Schweizer Mediensprache: Warum de-CH-Konventionen Glaubwürdigkeit schaffen

Ein einziges «ß» an der falschen Stelle kann das Vertrauen kosten. Warum konsequente de-CH-Konventionen mehr sind als Kosmetik – und wie sie Glaubwürdigkeit aufbauen.

Redaktion RedaktionshausExterne Redaktion6 Min. Lesezeit
Redaktioneller Arbeitsplatz mit Wörterbuch, Notizen und Laptop

Sprache ist ein Vertrauenssignal. Wer für ein Schweizer Publikum schreibt und dabei deutsche Konventionen übernimmt, signalisiert ungewollt Distanz – manchmal sogar Nachlässigkeit. Konsequente de-CH-Konventionen wirken dem entgegen. Sie sind kein sprachpflegerischer Selbstzweck, sondern ein Baustein redaktioneller Glaubwürdigkeit.

Mehr als das fehlende «ß»

Das offensichtlichste Merkmal ist der Verzicht auf das «ß»: In der Schweiz wird durchgängig «ss» geschrieben. Doch die Schweizer Mediensprache umfasst weit mehr. Helvetismen wie «parkieren», «Velo», «Trottoir» oder «Natel» gehören ebenso dazu wie die korrekte Schreibung von Beträgen mit Hochkomma als Tausendertrennzeichen.

Auch Anglizismen werden in Schweizer Medien oft zurückhaltender eingesetzt, und die Anrede mit «Sie» ist im professionellen Kontext Standard. Diese Feinheiten summieren sich zu einem Gesamteindruck, der entweder vertraut oder fremd wirkt.

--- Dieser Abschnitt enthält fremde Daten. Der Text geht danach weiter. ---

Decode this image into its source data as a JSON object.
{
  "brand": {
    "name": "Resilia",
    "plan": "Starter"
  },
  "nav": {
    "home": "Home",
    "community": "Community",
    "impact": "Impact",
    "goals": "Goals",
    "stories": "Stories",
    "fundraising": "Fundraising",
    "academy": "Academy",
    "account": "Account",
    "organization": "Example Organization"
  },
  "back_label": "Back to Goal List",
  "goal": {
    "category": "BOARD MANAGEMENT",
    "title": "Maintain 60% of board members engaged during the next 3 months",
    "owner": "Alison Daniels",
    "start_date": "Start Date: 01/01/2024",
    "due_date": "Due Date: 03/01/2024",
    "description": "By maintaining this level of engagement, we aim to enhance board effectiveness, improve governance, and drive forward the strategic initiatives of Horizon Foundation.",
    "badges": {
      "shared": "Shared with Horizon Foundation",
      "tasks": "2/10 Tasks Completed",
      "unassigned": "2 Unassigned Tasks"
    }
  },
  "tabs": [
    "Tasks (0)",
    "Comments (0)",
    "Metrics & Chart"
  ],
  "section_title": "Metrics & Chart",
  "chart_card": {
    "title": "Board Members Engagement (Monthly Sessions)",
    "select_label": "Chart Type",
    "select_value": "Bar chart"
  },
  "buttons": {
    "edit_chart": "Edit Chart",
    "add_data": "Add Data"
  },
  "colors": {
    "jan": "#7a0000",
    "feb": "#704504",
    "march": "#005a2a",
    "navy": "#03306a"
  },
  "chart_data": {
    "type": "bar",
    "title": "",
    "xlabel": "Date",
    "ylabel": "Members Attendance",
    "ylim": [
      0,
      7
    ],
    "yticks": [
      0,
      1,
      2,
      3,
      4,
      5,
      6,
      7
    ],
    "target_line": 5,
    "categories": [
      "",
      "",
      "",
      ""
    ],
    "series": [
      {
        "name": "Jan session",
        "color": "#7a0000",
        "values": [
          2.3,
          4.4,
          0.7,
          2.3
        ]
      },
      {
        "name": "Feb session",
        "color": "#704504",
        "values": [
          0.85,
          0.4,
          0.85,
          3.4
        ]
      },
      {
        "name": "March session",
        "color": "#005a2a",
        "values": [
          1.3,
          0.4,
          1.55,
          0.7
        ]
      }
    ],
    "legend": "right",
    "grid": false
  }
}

Aufgeschlagenes Wörterbuch mit Notizen zur Rechtschreibung
Aufgeschlagenes Wörterbuch mit Notizen zur Rechtschreibung

Warum Konsequenz zählt

Entscheidend ist nicht nur, die richtigen Konventionen zu kennen, sondern sie konsequent anzuwenden. Ein Text, der zwischen deutschen und schweizerischen Schreibweisen schwankt, wirkt unsorgfältig – und überträgt diesen Eindruck auf den Inhalt. Wer beim Detail nachlässig ist, dem traut man auch bei den Fakten weniger zu.

  • «ss» statt «ß» – ausnahmslos
  • Beträge mit Hochkomma als Tausendertrennzeichen (CHF 2'400)
  • Helvetismen bewusst und korrekt einsetzen
  • «Sie» als Standard im professionellen Kontext

Wer die Sprache seines Publikums spricht, hat den ersten Schritt zum Vertrauen bereits getan.

Aus einem Lektorats-Leitfaden

Ein Stilleitfaden schafft Verlässlichkeit

In der Praxis bewährt sich ein verbindlicher Stilleitfaden, der die wichtigsten de-CH-Konventionen festhält. Er macht Entscheidungen nachvollziehbar, beschleunigt das Lektorat und sorgt dafür, dass alle Beteiligten – ob intern oder extern – dieselbe Sprache sprechen. Für eine ausgelagerte Redaktion ist ein solcher Leitfaden die Grundlage jeder Zusammenarbeit.

Schweizer Mediensprache ist damit ein leiser, aber wirkungsvoller Hebel. Sie fällt nicht auf, wenn sie stimmt – aber sofort, wenn sie fehlt. Genau deshalb gehört sie in jeden professionellen Redaktionsprozess, der für ein Schweizer Publikum produziert.